Having one's faith waver at times is a natural part of faith I would like to reinforce for clerics, but what is faith when you actually see the effects of your god work around you?
13:01
@Oxinabox Sure — it's for questions involving the virtue/vice mechanic used in nWoD games, as there are a couple of them, and it tends to attract discussion. Probably worth adding a "morality system" tag at some point, too.
@Oxinabox I suppose it's like the "alignment" tag for D&D, except that where everyone knows that D&D uses alignment, Virtue/Vice/Morality/Integrity aren't as well known outside their games.
13:20
@RedRiderX this must be how Lord Gareth sustainably harvests skulls
... though somehow I more imagine him letting them grow fruitfully for a few years, then tearing through among a raging warband of barbarians
who generally decimate the populace through their sheer warrior screaming long before they even get within weapons distance
the application of sonic damage would make a particular librarian lich blush
13:42
So my clerics have a move, "trust your life to fate", that allows them to perform a single highly dangerous feat, surviving through sheer faith that their god will protect them. Thoughts?

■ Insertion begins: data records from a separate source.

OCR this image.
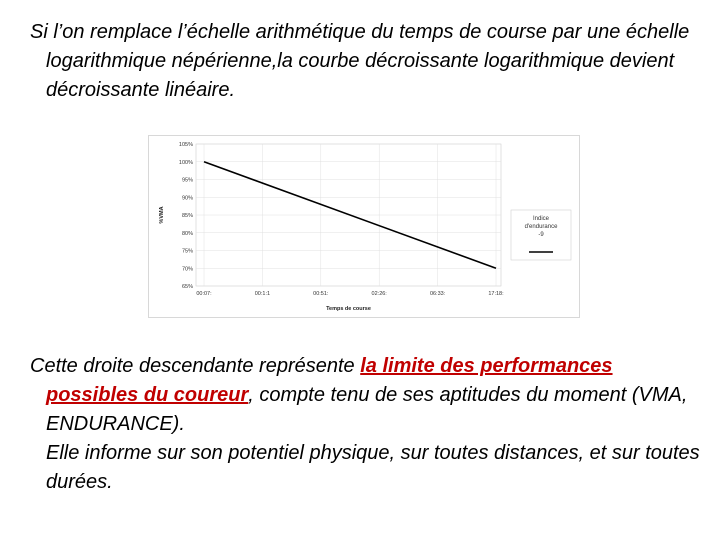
Si l’on remplace l’échelle arithmétique du temps de course par une échelle logarithmique népérienne,la courbe décroissante logarithmique devient décroissante linéaire.

105%
100%
95%
90%
85%
80%
75%
70%
65%
00:07:	00:1:1	00:51:	02:26:	06:33:	17:18:
Temps de course
%VMA	Indice
d'endurance
-9

Cette droite descendante représente la limite des performances possibles du coureur, compte tenu de ses aptitudes du moment (VMA, ENDURANCE).
Elle informe sur son potentiel physique, sur toutes distances, et sur toutes durées.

Example use case: The evil warlock is holding the cleric's party at gun... er, staffpoint on the top of the cliff and demanding them to hand back the Amulet of Doing Very Much Evil they took. The cleric takes a calm breath, holds the amulet in his hand and says: "Agron, guide my fall." He then leaps down the cliff, facing a fall that would certainly kill a normal person or seriously wound a seasoned hero like him.
The player rolls, gets a 10+ and, by Agron's divine providence, just happens to land in a stack of the softest hay there is without any serious injury.